CCQ: Convolutional Code for Extreme Low-bit Quantization in LLMs
This addresses the challenge of efficient deployment of LLMs for users with limited hardware resources, though it appears incremental as it builds on existing quantization methods.
The paper tackles the problem of high inference costs and deployment barriers in Large Language Models (LLMs) by proposing Convolutional Code Quantization (CCQ), which compresses LLMs to 2.0-2.75 bits with minimal accuracy loss, enabling single-GPU deployment of models like ERNIE-4.5-300B-A47B and reducing storage to 89GB.
The rapid scaling of Large Language Models (LLMs) elevates inference costs and compounds substantial deployment barriers. While quantization to 8 or 4 bits mitigates this, sub-3-bit methods face severe accuracy, scalability, and efficiency degradation. We propose Convolutional Code Quantization (CCQ), an inference-optimized quantization approach compressing LLMs to 2.0-2.75 bits with minimal accuracy loss. Departing from error-prone scalar quantization or slow vector quantization, CCQ integrates a hardware-aware bit-shift encoding and decoding solution with Convolutional Code, Hybrid Encoding, and Code Cluster, jointly overcoming accuracy-speed bottlenecks. We construct a lookup-free encoding space, enabling a linear mapping between the codebook and weight vectors, thereby optimizing inference performance.
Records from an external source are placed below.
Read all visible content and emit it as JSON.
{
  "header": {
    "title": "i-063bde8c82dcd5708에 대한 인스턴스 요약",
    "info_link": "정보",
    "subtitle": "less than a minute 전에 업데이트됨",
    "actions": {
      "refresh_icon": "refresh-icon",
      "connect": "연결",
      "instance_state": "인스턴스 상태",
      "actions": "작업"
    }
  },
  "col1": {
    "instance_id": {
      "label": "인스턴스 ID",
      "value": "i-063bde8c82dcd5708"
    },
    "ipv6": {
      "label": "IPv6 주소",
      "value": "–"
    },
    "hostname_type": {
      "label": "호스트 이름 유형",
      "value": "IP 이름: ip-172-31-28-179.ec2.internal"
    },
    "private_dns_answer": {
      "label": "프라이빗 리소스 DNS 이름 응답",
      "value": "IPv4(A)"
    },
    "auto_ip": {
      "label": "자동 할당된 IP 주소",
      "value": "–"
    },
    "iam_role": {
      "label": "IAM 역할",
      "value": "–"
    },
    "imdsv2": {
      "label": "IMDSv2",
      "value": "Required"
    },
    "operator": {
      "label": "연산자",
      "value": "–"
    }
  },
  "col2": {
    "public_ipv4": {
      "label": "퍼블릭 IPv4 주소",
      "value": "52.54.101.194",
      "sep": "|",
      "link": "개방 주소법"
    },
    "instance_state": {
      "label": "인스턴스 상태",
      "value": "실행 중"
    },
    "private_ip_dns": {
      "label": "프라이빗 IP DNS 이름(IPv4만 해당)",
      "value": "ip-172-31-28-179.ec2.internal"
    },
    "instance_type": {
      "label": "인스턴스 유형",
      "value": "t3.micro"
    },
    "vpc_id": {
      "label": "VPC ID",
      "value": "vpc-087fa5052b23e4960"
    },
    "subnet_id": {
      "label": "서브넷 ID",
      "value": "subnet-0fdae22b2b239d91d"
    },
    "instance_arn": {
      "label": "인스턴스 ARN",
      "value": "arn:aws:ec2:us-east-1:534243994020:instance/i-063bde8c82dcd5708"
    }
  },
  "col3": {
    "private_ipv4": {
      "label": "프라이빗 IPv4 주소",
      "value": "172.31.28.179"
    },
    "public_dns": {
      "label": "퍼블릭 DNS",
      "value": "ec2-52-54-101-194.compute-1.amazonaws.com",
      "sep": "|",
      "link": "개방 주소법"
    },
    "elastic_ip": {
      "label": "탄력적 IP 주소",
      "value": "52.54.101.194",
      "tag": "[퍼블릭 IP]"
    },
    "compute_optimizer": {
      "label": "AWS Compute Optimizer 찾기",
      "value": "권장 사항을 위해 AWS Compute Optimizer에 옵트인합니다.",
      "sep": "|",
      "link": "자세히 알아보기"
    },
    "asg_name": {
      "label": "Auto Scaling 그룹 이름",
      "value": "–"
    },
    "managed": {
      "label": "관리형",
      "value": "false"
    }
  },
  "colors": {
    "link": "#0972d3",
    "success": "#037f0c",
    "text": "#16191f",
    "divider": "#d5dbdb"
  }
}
Meanwhile, by drawing on the concept of data mapping from vector quantization, we minimize the performance degradation of the model under extremely low-bit conditions. Experiments demonstrate that CCQ achieves outstanding performance on LLMs across various benchmarks. We compress DeepSeek-V3 (671B total parameters) to 184GB and ERNIE-4.5-300B-A47B to 89GB, enabling single-GPU deployment of ERNIE 4.5 and eliminating inter-card communication. The 2-bit ERNIE-4.5-300B-A47B model and inference engine have been open-sourced.